Tim: Probably not. But we do what we can.
Mike: I hope so!
CC: Comrade Mike, purely from a practical perspective, it seems like singing these songs must be pretty physically demanding, at least on your throat?
Mike: It is, but I suppose I'm getting more and more used to it and it bothers me a bit less. What's kind of odd is that I wasn't really sure what was going to come out when I opened up my mouth to yell. That gravelly yell wasn't intentional, it just sort of happened and has now become part of the our style.
CC: You've been giving away one song a week from the new record, and will have given away the whole thing by the time of the official release. Hard Left's music is definitely for the proletariat, and it feels right to make it directly available to the people. But, of course, that's no way to sell a bunch of records. Or is it? Was the decision to give the music away a reflection of the band's politics, or an acknowledgement of the problems the music industry has found itself in since the turn of the century?

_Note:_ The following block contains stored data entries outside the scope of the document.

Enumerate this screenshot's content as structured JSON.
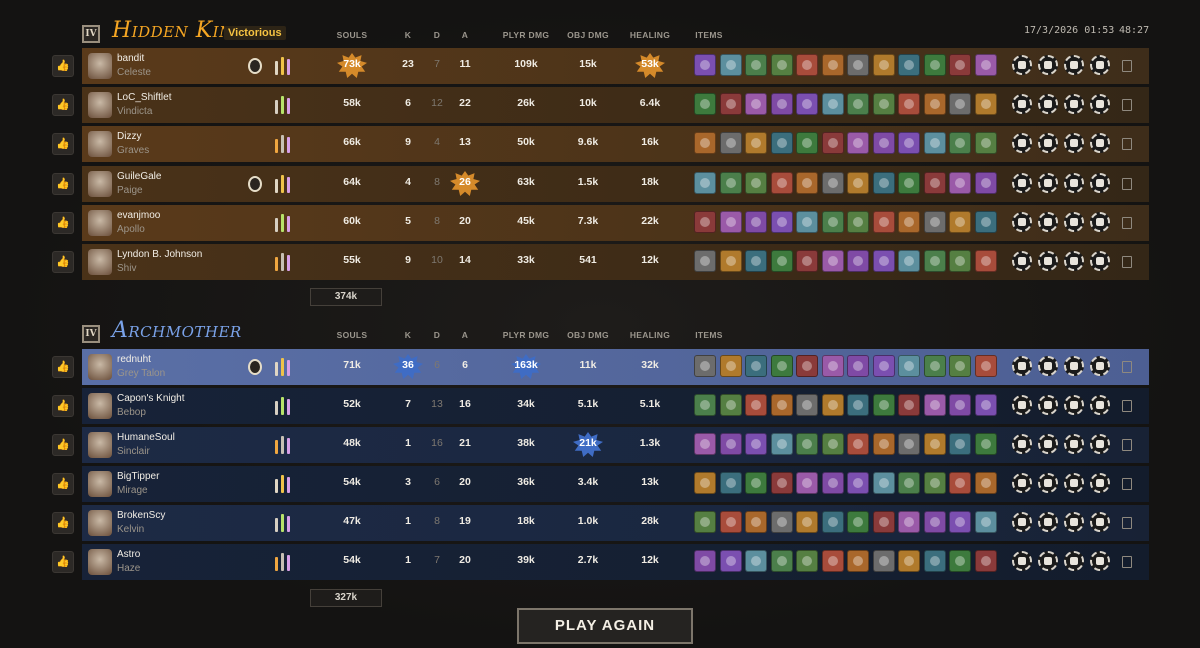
{
  "header": {
    "date": "17/3/2026 01:53",
    "duration": "48:27"
  },
  "columns": {
    "souls": "SOULS",
    "k": "K",
    "d": "D",
    "a": "A",
    "plyr_dmg": "PLYR DMG",
    "obj_dmg": "OBJ DMG",
    "healing": "HEALING",
    "items": "ITEMS"
  },
  "teams": [
    {
      "rank": "IV",
      "name": "Hidden King",
      "result": "Victorious",
      "total_souls": "374k",
      "color": "#f5a623",
      "players": [
        {
          "name": "bandit",
          "hero": "Celeste",
          "souls": "73k",
          "k": "23",
          "d": "7",
          "a": "11",
          "plyr_dmg": "109k",
          "obj_dmg": "15k",
          "healing": "53k"
        },
        {
          "name": "LoC_Shiftlet",
          "hero": "Vindicta",
          "souls": "58k",
          "k": "6",
          "d": "12",
          "a": "22",
          "plyr_dmg": "26k",
          "obj_dmg": "10k",
          "healing": "6.4k"
        },
        {
          "name": "Dizzy",
          "hero": "Graves",
          "souls": "66k",
          "k": "9",
          "d": "4",
          "a": "13",
          "plyr_dmg": "50k",
          "obj_dmg": "9.6k",
          "healing": "16k"
        },
        {
          "name": "GuileGale",
          "hero": "Paige",
          "souls": "64k",
          "k": "4",
          "d": "8",
          "a": "26",
          "plyr_dmg": "63k",
          "obj_dmg": "1.5k",
          "healing": "18k"
        },
        {
          "name": "evanjmoo",
          "hero": "Apollo",
          "souls": "60k",
          "k": "5",
          "d": "8",
          "a": "20",
          "plyr_dmg": "45k",
          "obj_dmg": "7.3k",
          "healing": "22k"
        },
        {
          "name": "Lyndon B. Johnson",
          "hero": "Shiv",
          "souls": "55k",
          "k": "9",
          "d": "10",
          "a": "14",
          "plyr_dmg": "33k",
          "obj_dmg": "541",
          "healing": "12k"
        }
      ]
    },
    {
      "rank": "IV",
      "name": "Archmother",
      "result": "",
      "total_souls": "327k",
      "color": "#7aa2e8",
      "players": [
        {
          "name": "rednuht",
          "hero": "Grey Talon",
          "souls": "71k",
          "k": "36",
          "d": "6",
          "a": "6",
          "plyr_dmg": "163k",
          "obj_dmg": "11k",
          "healing": "32k"
        },
        {
          "name": "Capon's Knight",
          "hero": "Bebop",
          "souls": "52k",
          "k": "7",
          "d": "13",
          "a": "16",
          "plyr_dmg": "34k",
          "obj_dmg": "5.1k",
          "healing": "5.1k"
        },
        {
          "name": "HumaneSoul",
          "hero": "Sinclair",
          "souls": "48k",
          "k": "1",
          "d": "16",
          "a": "21",
          "plyr_dmg": "38k",
          "obj_dmg": "21k",
          "healing": "1.3k"
        },
        {
          "name": "BigTipper",
          "hero": "Mirage",
          "souls": "54k",
          "k": "3",
          "d": "6",
          "a": "20",
          "plyr_dmg": "36k",
          "obj_dmg": "3.4k",
          "healing": "13k"
        },
        {
          "name": "BrokenScy",
          "hero": "Kelvin",
          "souls": "47k",
          "k": "1",
          "d": "8",
          "a": "19",
          "plyr_dmg": "18k",
          "obj_dmg": "1.0k",
          "healing": "28k"
        },
        {
          "name": "Astro",
          "hero": "Haze",
          "souls": "54k",
          "k": "1",
          "d": "7",
          "a": "20",
          "plyr_dmg": "39k",
          "obj_dmg": "2.7k",
          "healing": "12k"
        }
      ]
    }
  ],
  "play_again": "PLAY AGAIN"
}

Mike: Both, really. We don't look at that band as any sort of money-earner, and really the goal is to get people to listen to the music. If they want to and can afford to buy an LP, that's great too, and we made the LP to be as high-quality and as affordable as possible so that people who do buy it get something nice for their money. I don't have any problem with people being compensated for their artistic work and so I don't have the opinion that all music should be free, or that downloads are necessarily inherently worthless, it just felt right to us. Giving away the download removes a lot of friction from getting the music out there, and once we decided to do that, then I just wanted to think of a way to get the most value out of it for the band. The song-a-week thing seemed like a nice way to get people excited about the record and loop-in as many blogs and music sites as possible, in hopes of spreading the music as widely as possible.